Mi correggo: anche le motivazioni sono coerenti. Per uno statalista, l’educazione compete allo Stato. Poco importa se è un’educazione di merda.

Notate un particolare non da poco: pare che il servizio militare obbligatorio vada esteso anche al gentil sesso. In questo Salvini è davvero moderno. Parità di diritti e di doveri! Naturalmente molti saranno d’accordo con lui.
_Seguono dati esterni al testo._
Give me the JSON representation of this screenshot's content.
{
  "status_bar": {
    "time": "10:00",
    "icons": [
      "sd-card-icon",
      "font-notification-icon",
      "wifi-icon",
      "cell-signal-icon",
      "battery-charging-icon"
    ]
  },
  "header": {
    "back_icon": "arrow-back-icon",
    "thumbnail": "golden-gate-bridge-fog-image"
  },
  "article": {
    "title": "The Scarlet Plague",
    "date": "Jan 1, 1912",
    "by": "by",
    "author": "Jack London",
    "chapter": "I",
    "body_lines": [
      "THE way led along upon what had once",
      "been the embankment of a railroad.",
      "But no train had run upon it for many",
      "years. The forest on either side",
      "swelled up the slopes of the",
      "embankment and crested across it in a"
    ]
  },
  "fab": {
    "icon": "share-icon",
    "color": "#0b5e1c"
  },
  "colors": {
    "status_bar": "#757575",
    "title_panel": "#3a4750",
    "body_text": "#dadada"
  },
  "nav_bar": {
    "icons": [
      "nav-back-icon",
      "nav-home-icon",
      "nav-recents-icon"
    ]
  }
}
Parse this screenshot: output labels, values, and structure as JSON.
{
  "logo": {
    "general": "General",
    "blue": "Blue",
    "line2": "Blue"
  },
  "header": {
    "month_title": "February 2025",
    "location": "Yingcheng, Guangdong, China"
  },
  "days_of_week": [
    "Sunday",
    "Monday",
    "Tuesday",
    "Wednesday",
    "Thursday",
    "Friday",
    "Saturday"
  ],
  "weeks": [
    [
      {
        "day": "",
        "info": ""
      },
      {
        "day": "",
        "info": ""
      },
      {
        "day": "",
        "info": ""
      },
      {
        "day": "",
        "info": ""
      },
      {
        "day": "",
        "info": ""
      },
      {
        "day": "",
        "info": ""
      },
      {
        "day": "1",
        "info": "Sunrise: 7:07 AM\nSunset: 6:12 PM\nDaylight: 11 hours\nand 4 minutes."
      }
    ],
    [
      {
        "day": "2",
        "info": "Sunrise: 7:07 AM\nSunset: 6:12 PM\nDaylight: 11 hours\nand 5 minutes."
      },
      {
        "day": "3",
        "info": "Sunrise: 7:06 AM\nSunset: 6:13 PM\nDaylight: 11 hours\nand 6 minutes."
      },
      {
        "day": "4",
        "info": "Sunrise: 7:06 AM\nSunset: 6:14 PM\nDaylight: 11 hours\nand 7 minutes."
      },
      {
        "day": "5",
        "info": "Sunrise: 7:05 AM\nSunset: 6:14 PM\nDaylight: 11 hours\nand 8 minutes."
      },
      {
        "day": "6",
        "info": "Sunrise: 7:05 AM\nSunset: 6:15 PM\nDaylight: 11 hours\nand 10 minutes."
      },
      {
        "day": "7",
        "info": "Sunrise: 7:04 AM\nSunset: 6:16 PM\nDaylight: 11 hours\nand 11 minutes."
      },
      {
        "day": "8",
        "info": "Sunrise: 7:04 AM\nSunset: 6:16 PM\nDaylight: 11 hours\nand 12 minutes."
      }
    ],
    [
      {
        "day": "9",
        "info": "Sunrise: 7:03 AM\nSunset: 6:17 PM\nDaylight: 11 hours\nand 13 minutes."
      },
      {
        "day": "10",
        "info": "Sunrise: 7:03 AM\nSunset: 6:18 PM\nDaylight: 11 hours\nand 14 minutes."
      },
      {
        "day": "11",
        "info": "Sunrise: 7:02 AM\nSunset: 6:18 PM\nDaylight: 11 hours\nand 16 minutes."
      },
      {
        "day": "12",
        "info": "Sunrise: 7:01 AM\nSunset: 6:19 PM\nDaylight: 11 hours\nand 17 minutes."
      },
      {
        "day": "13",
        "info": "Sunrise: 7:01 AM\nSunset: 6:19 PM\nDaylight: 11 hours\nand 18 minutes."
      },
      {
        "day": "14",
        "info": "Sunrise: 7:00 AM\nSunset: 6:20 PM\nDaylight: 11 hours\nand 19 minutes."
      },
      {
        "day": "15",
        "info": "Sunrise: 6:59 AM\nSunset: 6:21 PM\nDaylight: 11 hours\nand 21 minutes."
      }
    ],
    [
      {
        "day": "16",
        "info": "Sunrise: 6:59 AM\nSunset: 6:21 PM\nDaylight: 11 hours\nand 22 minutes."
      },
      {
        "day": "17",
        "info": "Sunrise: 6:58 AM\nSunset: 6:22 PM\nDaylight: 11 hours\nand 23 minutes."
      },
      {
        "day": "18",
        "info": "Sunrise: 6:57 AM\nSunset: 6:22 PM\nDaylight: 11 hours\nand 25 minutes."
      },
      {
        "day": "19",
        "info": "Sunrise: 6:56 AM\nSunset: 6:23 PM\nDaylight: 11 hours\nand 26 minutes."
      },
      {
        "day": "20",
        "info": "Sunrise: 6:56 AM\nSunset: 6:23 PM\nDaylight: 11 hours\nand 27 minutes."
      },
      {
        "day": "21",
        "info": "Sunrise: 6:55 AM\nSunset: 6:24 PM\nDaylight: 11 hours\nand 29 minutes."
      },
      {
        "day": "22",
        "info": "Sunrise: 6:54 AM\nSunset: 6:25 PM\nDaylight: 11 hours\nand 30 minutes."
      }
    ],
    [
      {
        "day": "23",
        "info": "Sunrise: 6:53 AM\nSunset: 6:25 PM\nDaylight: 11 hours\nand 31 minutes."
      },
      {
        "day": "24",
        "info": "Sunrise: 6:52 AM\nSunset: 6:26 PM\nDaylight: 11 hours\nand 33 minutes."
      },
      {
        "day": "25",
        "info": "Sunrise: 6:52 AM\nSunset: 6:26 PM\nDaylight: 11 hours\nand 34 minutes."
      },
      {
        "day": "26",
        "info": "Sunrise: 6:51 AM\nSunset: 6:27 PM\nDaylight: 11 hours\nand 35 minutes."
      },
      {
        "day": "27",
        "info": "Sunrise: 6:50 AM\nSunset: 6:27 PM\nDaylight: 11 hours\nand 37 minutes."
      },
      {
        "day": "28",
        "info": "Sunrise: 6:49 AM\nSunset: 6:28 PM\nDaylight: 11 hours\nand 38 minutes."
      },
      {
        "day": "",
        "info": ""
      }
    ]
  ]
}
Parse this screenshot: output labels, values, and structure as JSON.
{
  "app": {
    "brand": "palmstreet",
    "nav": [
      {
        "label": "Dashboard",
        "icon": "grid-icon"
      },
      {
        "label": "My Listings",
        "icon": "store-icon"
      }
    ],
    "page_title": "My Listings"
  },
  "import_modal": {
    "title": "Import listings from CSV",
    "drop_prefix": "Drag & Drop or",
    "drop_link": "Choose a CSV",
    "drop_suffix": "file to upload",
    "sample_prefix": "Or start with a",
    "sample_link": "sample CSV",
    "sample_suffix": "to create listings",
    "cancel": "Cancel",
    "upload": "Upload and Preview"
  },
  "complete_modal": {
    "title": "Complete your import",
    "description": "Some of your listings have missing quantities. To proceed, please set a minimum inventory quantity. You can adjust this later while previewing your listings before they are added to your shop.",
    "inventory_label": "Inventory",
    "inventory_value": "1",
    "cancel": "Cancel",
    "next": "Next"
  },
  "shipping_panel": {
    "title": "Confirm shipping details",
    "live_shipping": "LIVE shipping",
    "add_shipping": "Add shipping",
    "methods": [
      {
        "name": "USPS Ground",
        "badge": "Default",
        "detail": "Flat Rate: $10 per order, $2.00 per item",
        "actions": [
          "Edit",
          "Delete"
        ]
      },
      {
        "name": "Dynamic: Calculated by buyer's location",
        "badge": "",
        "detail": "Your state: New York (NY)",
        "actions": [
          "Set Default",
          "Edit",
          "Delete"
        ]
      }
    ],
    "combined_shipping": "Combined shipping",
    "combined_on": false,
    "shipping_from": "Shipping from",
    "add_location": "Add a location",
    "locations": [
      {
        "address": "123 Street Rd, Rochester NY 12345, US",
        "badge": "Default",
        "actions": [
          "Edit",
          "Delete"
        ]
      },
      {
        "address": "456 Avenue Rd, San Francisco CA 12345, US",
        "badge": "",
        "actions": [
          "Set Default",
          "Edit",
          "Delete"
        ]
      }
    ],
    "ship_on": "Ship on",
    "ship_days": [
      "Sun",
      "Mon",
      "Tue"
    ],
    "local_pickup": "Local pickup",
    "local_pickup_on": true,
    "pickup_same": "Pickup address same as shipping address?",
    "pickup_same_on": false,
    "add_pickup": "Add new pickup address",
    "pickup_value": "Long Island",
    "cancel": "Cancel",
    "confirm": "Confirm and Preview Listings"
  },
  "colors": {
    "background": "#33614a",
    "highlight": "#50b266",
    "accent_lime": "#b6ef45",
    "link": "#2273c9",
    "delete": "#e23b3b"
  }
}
Saranno d’accordo anche le donne? In buona parte sì, visto quante di loro vanno a fare la vigilessa, la poliziotta, la carabiniera, la finanziera e altri mestieracci del genere. Se non vado errato già ora possono entrare volontariamente nelle file dell’esercito. Le femministe non hanno niente da dire? La guerra è un delitto che hanno sempre perpetrato gli uomini. Le donne l’hanno sempre subita come una terribile disgrazia. Ora accettano di diventare complici del crimine? Dovrebbero ribattere: “Signori maschietti, i mestieracci fateli voi. Noi non ne vogliamo sapere. Meglio dare la fica a pagamento -un servizio sociale benemerito- che indossare una divisa e imbracciare un mitra. Invece le puttane sono esecrate, i militari sono riveriti. Non entreremo mai nelle file dei criminali di Stato. Vorremmo invece che si moltiplicassero a dismisura personaggi come Ilaria Capua, l’illustre virologa costretta a emigrare per le calunnie di una medichessa analfabeta ora assurta al rango di ministra della Salute. Le criminali in divisa osannate e le grandi scienziate criminalizzate? Vergognatevi!”